Se anticipó a un final más o menos calculado. Le gustaba ir por delante, como a su emblemático Pierrot, le fou, un film rodado también con Godard. Para muchos, aquella aparición en la Mostra significó una recarga de nostalgia, capaz de situar los contornos humanos del misticismo nihilista de aquel personaje, al que apenas se recuerda, pero que fue una de las creaciones dramáticas más indescifrables de Belmondo, cuyo fallecimiento fue anunciado por su abogado: “Bebel (su alias) ha fallecido, apagándose sin dolor a los 86 años”.
Todos pusieron entonces la memoria en aquel lejano 1960, en el momento en que Godard les dio todo el protagonismo de su Escapada al actor, el monstruo creciente, y a Seberg la joven pizpireta norteamericana que vendía ejemplares del New York Herald a los viandantes de Champs Élysées. Como sucede con el jazz de George Gershwin, París estaba llamada ser el punto de encuentro entre dos sensibilidades, dos continentes: el sentimentalismo juscobutiste y el pragmatismo de fuga con regreso incluido al Eden de los papás.
El encuentro entre la pareja de actores representó un choque de trenes indoloro, pero profundo; se dieron de bruces el thriller y el lirismo galo, fue un tour de force entre el que vive al borde del precipicio y quien no se percata de sus límites. La película fue rodada con una estética de falso documental que cautiva todavía hoy y que supuso el despegue de la Nouvelle Vague.
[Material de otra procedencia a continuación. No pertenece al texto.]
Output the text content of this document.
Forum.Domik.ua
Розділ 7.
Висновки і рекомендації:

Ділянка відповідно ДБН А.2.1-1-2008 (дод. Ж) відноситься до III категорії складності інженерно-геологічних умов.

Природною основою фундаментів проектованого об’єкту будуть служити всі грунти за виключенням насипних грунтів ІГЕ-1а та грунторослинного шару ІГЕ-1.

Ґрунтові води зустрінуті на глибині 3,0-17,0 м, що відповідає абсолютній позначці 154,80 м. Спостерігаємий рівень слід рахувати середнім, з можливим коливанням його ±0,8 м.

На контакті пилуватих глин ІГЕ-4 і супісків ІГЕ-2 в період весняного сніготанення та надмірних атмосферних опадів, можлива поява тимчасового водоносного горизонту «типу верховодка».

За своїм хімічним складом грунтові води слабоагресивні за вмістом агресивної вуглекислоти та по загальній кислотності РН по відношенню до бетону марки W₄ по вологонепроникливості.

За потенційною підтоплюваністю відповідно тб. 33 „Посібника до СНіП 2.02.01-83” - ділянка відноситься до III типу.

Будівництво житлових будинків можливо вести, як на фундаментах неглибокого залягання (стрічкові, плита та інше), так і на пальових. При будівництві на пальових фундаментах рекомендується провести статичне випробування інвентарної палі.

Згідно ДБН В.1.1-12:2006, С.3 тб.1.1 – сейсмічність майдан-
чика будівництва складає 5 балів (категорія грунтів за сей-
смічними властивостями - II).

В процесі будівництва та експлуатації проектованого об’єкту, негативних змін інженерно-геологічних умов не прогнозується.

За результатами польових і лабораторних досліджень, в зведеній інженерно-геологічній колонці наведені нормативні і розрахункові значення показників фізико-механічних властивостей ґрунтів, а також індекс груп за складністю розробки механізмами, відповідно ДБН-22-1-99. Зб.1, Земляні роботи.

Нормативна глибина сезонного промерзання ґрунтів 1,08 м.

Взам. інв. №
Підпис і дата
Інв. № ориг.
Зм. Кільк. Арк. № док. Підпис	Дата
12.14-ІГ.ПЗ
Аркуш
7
Desde los primeros años sesenta, el cine ha ido siempre por delante de la calle; lo que para Godard y Belmondo fue un anuncio, casi medio siglo después, era para Tarantino una constatación. No hablamos de efectos especiales ni de sangre, sino del desgarro que invade al ciudadano hundido en el butacón de una platea delante de sus películas. Herbert Lottman, biógrafo de Albert Camus, escribió una trilogía monumental sobre la entraña del París del siglo XX (La rive Gauche, La caída de París y La depuración).
Sin pretenderlo, el gran escritor británico nos mostró el momento en el que los tiempos cambiaron al ritmo de Godard, no de la Sorbona, ni de los adoquines del Boulevard Saint-Germain. Desde entonces, la capital de las vanguardias se ha ido convirtiendo en un caldo de callejeros, chalecos amarillos insurgentes y salteadores. Las nuevas tribus urbanas intuidas por el director francés se han hecho realidad; han despachado la hegemonía del intelectual métèque y han despedido de malos modos el acordeón melancólico sobre el Sena, cuyos ecos llegan todavía a los sensibleros bistrós de Patrick Modianó.
Belmondo, como también el desacralizador Serge Gainsbourg, representaron elementos icónicos de un adelantado cambio de siglo en el que la música y el cine marcaban los tiempos de la reflexión. Belmondo lo clavó con Godard porque sabía que las partidas del corazón se juegan a cara o cruz y se pagan con la muerte. En la última escena de À bout de souffle, el director decidió culpabilizar a Patricia: colocó dos planos superpuestos en los que la chica sale corriendo mientras su enamorado se desploma sobre el asfalto tras ser abatido por el arma de una policía. El asunto desprende un tufillo considerable a Belle de Jour sin que Luis Buñuel tenga la culpa de nada. Belmondo expresó el dolor interior del hombre enladrillado que ha caído presa de los encantos de la mujer-niña, capaz de las más arriesgadas travesuras y de la peor traición.